Am 30. Oktober 2024 feierte die ConflictA ihren offiziellen Auftakt. „Konflikte beforschen, besprechen, bearbeiten und daraus lernen“ – mit diesem Ziel arbeitet das Team seit über einem Jahr am Aufbau der Konfliktakademie an der Universität Bielefeld. Zusammen mit einer Vielzahl an Gästen aus Wissenschaft, Praxis, Politik und Zivilgesellschaft tauschten sich die Mitarbeiter:innen über aktuelle gesellschaftliche Konflikte und Möglichkeiten  zu ihrer Bearbeitung aus.

Foto: Horst Krückemeier/www.hokrue.de

Die Podiumsdiskussion „Stadt, Land, Konflikt? Ein Gespräch über Konfliktbearbeitung ‚vor Ort'“ war ein zentraler Programmpunkt. Unter der Moderation von Aisha Camara kam das ConflictA-Team mit eingeladenen Gästen und dem Publikum zur Rolle von Konflikten im kommunalen Raum ins Gespräch: Was ist eigentlich der ‚Elefant im Raum‘, wenn wir über Konflikte reden? Welche Konflikte werden benannt und von wem? Unter welchen Bedingungen kann ihre Bearbeitung stattfinden? Und was hat das mit Demokratie zu tun? Brauchen wir andere Formen der Konfliktbearbeitung, um der Komplexität gegenwärtiger Konfliktlagen gerecht zu werden? Oder: Wie kann Konfliktbearbeitung auf Höhe der Zeit aussehen?

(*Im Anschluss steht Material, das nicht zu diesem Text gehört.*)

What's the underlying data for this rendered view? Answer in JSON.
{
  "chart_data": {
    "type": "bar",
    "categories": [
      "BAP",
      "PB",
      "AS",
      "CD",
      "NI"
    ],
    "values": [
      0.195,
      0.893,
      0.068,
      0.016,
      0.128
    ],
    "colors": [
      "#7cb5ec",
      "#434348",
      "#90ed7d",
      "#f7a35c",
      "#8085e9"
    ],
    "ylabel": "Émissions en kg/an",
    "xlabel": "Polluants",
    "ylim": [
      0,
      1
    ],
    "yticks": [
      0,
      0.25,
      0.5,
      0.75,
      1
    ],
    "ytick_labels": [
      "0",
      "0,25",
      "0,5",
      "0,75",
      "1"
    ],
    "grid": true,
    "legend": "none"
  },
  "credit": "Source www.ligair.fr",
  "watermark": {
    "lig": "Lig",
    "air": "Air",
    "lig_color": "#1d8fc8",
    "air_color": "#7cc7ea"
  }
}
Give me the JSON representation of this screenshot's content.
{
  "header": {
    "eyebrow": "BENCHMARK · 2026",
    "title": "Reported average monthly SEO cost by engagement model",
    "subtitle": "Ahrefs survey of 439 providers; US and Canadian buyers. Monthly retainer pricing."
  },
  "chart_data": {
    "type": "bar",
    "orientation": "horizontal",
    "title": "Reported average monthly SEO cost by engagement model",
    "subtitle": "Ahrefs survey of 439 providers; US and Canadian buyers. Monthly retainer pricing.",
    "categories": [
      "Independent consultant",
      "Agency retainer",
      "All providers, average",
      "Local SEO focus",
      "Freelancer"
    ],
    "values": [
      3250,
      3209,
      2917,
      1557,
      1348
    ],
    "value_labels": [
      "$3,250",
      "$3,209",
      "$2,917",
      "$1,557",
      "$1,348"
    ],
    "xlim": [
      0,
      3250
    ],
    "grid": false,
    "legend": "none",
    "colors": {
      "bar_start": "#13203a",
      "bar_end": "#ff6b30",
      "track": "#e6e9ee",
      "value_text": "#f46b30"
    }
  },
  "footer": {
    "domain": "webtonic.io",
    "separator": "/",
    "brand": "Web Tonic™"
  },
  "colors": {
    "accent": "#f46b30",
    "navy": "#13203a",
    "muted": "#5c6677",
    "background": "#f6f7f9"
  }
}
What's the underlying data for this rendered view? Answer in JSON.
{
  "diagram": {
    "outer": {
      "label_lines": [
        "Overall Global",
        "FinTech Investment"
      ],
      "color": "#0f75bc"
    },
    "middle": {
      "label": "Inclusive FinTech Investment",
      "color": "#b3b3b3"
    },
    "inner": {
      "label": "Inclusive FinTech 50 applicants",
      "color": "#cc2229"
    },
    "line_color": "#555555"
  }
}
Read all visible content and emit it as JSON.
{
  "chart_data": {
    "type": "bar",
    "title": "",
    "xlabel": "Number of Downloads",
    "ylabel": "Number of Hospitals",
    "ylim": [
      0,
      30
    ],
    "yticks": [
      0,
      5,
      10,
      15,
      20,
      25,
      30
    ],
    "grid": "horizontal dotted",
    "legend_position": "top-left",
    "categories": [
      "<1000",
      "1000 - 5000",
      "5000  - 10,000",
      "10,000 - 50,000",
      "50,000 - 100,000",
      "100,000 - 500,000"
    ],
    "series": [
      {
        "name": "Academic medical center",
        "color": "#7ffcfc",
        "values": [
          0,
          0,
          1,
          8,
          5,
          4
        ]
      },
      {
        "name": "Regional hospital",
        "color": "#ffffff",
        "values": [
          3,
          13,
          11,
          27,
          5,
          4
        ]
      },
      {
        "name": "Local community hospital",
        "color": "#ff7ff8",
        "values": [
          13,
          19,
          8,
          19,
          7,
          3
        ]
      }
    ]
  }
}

Foto: Horst Krückemeier/www.hokrue.de

Isabella Bauer, wissenschaftliche Mitarbeiterin der ConflictA und selbst als Konfliktberaterin in Kommunen aktiv, betont zum Einstieg in die Diskussion die Bedeutung von Kommune für Konfliktbearbeitung. „Es ist der Ort, an dem Konflikte unmittelbar erfahren werden, und deshalb ist ihre Bearbeitung auch dort so wichtig.“ Uwe Gerwin, Leiter des Kommunalen Integrationszentrums der Stadt Gelsenkirchen, knüpft daran an und berichtet über die Herausforderungen in Gelsenkirchen. Mögliche Lösungsansätze bringt er gleich mit ein: Es brauche multiprofessionell begleitete Strukturen, in denen Bewohner:innen eines Ortes lernen können, eigenständig Fragen und Konflikte des gesellschaftlichen Miteinanders zu regeln. Der kommunalen Verwaltung kommt aus seiner Sicht die wichtige Rolle zu, hierfür Strukturen bereitzustellen und zu stärken. Zur Rolle von Verwaltung in der Konfliktbearbeitung liefert Sonja Fücker, Leiterin des Arbeitsbereichs ‚Kommunale Konfliktbearbeitung‘ der ConflictA und Mediatorin, Ergebnissen aus der laufenden Forschung an der ConflictA. In einem Projekt wurden bundesweit kommunale Entscheidungsträger:innen und Verwaltungsangestellte zu ihrer Sicht auf und der Erfahrung mit Konflikten befragt. Klar werde: Die erfolgreiche Bearbeitung von Konflikten hänge ganz wesentlich vom persönlichen Engagement Einzelner ab. Nach Einschätzung eines Großteils der Befragten werden bei ihnen vor Ort Konflikte durch den Einsatz engagierter Mitarbeitender geregelt. Tatsächlich konstruktive Lösungen zu finden sei aber eine große Herausforderung – dies gelinge bislang nur in wenigen Fällen. Es fehle sowohl an professioneller Unterstützung von außen wie dies K3B (Konfliktberatung des VFB Salzwedel e.V.) und forumZFD leisten. Es fehle ebenso an internen Strukturen in den Kommunen, um professionalisiert Konflikte zu managen – möglichst bevor sie eskalieren – und dabei bereichsübergreifend zusammenarbeiten. Hier setzt der Ansatz eines Kommunalen Konfliktmanagementsystems an, der im Rahmen der ConflictA durch die CommunAid GmbH in Modellkommunen angewandt wird, um aufbauend auf bereits vorhandene Strukturen nachhaltige Wege der Konfliktbearbeitung einschlagen zu können.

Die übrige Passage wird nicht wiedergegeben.